“If we’ve seen it before, it’s not for us” was the challenge set by the Trust's design vision which emphasised innovation, child-centred identity and clinical best practice.
The Trust called for a unique paediatric environment that, together with adjacent Springfield Park, would form an integrated ‘Children’s Health Park’. Its hilly, undulating profile makes the new building instantly recognizable: a striking identity that stands in contrast to the typical idea of a hospital.
The three-finger plan form gives most rooms a view of the park and access to outdoor space at the end of each ward connects children with the outdoors even if they have a long inpatient stay. Internally, the goal was to make way-finding simple and stress-free and to get away from the long corridors characteristic of the current hospital. This open feel begins with the atrium concourse, a five-storey space that links the building’s two principal entrances and gives visitors an immediate appreciation of the hospital’s layout and a reassuring sense of its life and buzz. The sense of openness extends to the clinical areas, where sliding glass doors have been used in bedrooms to optimise observation and daylight. In the Critical Care Unit we produced an innovative layout with patient bays curved around a central staff base and roof light which floods the 8-bed cluster with daylight.
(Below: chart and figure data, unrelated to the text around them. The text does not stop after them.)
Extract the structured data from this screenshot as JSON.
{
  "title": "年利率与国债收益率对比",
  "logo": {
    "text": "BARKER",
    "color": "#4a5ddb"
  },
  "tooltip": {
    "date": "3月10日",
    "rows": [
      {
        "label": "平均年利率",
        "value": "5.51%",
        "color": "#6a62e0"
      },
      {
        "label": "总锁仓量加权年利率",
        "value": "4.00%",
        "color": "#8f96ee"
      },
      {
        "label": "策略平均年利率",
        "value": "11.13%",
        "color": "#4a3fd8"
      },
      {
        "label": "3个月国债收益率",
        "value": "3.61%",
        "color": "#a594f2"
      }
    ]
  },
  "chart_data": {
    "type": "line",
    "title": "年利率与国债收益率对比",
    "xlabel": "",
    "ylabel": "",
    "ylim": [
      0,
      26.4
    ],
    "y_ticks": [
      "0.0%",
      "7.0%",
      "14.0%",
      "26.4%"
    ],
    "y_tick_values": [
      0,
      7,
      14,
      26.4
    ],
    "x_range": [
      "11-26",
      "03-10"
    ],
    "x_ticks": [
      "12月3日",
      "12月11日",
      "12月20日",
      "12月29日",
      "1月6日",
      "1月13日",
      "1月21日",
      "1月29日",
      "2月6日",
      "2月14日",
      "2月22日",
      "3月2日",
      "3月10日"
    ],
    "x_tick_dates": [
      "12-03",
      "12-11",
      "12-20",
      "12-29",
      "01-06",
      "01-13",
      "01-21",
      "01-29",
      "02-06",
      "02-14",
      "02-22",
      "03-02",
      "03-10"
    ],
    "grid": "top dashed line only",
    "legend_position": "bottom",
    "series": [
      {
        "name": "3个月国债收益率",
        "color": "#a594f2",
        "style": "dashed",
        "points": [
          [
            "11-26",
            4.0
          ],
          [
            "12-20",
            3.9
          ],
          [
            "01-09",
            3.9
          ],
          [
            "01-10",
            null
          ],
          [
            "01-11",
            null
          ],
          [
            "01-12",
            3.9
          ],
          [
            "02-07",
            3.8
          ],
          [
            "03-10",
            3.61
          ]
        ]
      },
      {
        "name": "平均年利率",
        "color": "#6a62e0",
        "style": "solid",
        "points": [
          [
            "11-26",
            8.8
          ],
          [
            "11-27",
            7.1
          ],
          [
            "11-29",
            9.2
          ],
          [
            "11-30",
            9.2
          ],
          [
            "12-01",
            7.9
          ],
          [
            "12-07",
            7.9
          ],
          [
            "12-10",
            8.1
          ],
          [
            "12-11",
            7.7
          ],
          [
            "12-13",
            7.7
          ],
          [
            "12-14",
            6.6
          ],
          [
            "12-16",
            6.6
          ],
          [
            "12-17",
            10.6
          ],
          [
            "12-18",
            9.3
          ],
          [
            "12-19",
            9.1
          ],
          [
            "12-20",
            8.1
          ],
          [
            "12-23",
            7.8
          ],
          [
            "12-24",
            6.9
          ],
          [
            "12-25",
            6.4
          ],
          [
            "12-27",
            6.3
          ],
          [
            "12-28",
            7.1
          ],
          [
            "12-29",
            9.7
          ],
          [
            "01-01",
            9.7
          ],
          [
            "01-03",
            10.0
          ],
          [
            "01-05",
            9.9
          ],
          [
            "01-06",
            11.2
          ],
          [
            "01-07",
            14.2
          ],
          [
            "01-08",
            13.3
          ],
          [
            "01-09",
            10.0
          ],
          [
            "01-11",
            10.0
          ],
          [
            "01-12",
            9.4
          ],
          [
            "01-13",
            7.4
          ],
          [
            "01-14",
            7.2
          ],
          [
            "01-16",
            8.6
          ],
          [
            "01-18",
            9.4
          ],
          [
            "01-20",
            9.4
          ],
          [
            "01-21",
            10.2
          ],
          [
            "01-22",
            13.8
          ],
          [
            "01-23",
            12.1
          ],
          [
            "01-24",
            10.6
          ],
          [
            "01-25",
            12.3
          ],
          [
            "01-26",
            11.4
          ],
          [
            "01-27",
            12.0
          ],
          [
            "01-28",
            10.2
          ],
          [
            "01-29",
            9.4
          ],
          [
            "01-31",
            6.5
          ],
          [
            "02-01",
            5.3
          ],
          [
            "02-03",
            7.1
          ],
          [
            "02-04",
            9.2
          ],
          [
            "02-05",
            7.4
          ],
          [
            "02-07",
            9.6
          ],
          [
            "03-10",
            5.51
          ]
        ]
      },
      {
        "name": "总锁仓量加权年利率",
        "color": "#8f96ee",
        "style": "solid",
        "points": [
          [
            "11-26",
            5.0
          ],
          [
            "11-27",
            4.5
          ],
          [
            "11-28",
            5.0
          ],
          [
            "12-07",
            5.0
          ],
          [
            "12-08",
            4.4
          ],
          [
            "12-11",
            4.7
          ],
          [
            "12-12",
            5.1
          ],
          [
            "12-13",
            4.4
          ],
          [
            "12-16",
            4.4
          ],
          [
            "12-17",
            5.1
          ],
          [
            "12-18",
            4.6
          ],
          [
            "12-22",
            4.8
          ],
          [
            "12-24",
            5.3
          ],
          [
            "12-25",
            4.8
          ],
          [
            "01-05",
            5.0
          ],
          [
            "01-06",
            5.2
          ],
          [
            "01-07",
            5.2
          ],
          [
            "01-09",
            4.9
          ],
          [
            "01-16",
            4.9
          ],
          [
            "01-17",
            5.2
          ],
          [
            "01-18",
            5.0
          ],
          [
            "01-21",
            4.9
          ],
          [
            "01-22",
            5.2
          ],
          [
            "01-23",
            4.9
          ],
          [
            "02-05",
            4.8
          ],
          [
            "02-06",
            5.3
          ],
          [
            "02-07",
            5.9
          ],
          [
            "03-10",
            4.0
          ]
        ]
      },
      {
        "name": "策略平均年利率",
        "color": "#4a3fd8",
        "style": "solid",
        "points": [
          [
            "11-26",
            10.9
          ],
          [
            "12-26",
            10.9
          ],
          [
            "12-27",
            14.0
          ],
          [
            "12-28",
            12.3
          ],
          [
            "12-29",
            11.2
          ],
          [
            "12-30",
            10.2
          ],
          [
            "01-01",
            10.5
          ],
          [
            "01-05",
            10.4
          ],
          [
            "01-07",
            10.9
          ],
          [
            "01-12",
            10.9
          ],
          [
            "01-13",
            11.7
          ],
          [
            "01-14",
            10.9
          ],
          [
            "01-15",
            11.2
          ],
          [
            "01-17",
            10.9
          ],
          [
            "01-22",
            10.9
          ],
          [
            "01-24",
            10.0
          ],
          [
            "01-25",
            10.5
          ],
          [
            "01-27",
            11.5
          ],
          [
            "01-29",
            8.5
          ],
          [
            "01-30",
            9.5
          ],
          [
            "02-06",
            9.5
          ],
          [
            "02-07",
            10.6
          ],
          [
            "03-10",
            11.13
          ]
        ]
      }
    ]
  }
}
The fingers vary in plan and section adapting very successfully to the functional requirements of the different clinical areas: from deeper plan diagnostic and treatment areas like the 48-bed Critical Care Unit on lower floors, to shallower plan wards with 75% single rooms on upper floors. This flexibility allowed the design team to take maximum advantage of the extensive consultation process with staff, children and families, adapting and refining the layouts without the constraints of a preconceived external form.